In the early years of the twentieth century a power generating station was constructed at the corner of William and Margaret Streets, where Pettigrew’s Sawmill had once been. Constructed by the City Electric Light Company Limited, this station provided power to the city until larger stations such as that at Bulimba took over.
Brisbane’s first power electric power was generated by Barton White & Co. in 1888 to supply the General Post Office in Queen Street. Edward G. C. Barton had earlier been involved in completing the installation of electric lighting equipment in the Government Printing Office and Parliamentary buildings. When the partnership of Barton White & Co was dissolved in 1896, Barton formed the Brisbane Electric Supply Company and opened a new power house at 69 Ann Street. To allow for expansion in what was a growth industry, a new company named the City Electric Light Company Limited was formed in 1904 and commenced construction of its William Street power house from around 1910.
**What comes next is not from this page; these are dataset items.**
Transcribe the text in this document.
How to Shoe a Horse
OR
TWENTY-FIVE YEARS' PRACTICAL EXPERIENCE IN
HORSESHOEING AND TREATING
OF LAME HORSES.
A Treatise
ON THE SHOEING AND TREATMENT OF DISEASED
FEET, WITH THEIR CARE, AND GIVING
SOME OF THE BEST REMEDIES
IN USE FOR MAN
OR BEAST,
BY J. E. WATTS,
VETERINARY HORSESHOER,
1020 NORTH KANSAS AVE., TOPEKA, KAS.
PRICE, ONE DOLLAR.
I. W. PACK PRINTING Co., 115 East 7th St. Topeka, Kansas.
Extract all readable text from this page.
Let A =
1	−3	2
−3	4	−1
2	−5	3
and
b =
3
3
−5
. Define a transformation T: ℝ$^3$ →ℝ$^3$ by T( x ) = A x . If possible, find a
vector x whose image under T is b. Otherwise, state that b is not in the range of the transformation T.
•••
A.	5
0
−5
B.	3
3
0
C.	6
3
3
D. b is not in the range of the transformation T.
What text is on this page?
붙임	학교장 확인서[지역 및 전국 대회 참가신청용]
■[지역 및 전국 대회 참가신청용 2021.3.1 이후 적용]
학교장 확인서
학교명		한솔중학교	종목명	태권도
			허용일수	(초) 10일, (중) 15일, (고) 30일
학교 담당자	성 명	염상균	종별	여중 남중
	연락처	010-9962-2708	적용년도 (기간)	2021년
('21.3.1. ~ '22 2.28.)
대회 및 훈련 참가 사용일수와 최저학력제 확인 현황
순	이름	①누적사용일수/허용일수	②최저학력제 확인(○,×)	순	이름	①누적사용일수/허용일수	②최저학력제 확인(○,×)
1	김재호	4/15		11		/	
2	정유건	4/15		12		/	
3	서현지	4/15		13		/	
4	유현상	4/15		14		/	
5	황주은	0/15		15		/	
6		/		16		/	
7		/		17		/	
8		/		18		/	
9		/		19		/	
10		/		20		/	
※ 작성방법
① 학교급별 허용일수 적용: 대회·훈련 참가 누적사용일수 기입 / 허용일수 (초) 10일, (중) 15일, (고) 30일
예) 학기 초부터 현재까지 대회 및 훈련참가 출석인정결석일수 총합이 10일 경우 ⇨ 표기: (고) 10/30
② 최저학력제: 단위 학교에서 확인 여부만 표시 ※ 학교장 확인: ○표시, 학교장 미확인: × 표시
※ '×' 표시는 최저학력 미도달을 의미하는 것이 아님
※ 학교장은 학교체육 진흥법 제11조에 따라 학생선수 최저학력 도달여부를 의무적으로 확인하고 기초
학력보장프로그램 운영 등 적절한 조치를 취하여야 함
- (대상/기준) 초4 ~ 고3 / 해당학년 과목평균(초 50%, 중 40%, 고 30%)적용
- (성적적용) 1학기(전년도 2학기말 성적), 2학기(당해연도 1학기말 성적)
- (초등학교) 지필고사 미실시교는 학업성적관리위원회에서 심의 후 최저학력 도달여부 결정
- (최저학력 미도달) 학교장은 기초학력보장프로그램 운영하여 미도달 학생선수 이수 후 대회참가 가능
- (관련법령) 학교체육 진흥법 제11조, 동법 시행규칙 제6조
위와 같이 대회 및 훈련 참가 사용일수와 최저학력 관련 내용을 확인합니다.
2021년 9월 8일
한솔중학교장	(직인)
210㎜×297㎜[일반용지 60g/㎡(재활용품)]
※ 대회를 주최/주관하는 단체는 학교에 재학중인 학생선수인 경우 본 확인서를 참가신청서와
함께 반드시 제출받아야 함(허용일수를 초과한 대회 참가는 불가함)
Large extensions were made to the plant in 1920 through the addition of a second turbine, cooling water for which was pumped from the Brisbane River. Burning 2.5 tons of coal per hour to generate over 6 million candle power, it is little wonder that complaints from nearby residents about smoke and dust increased and CEL was taken to court for creating a nuisance.
Inevitably the infrastructure for the generation of electric power moved away from the city centre. CEL opened another power house, later referred to as Bulimba A, in 1926. In 1930 the William Street generator, weighing over 60 tons was moved downhill to the river where it was transported, by raft, to this newer generating station. In time the William Street power house was decommissioned.
- Egeherg, HF. ‘The Development of electricity supply in Queensland‘ in the Journal of the Royal Historical Society of Queensland, volume 6, no. 1, pp. 60-72.
- Thomis, Malcolm I. A history of the electricity supply industry in Queensland. Brisbane: Boolarong, 1987.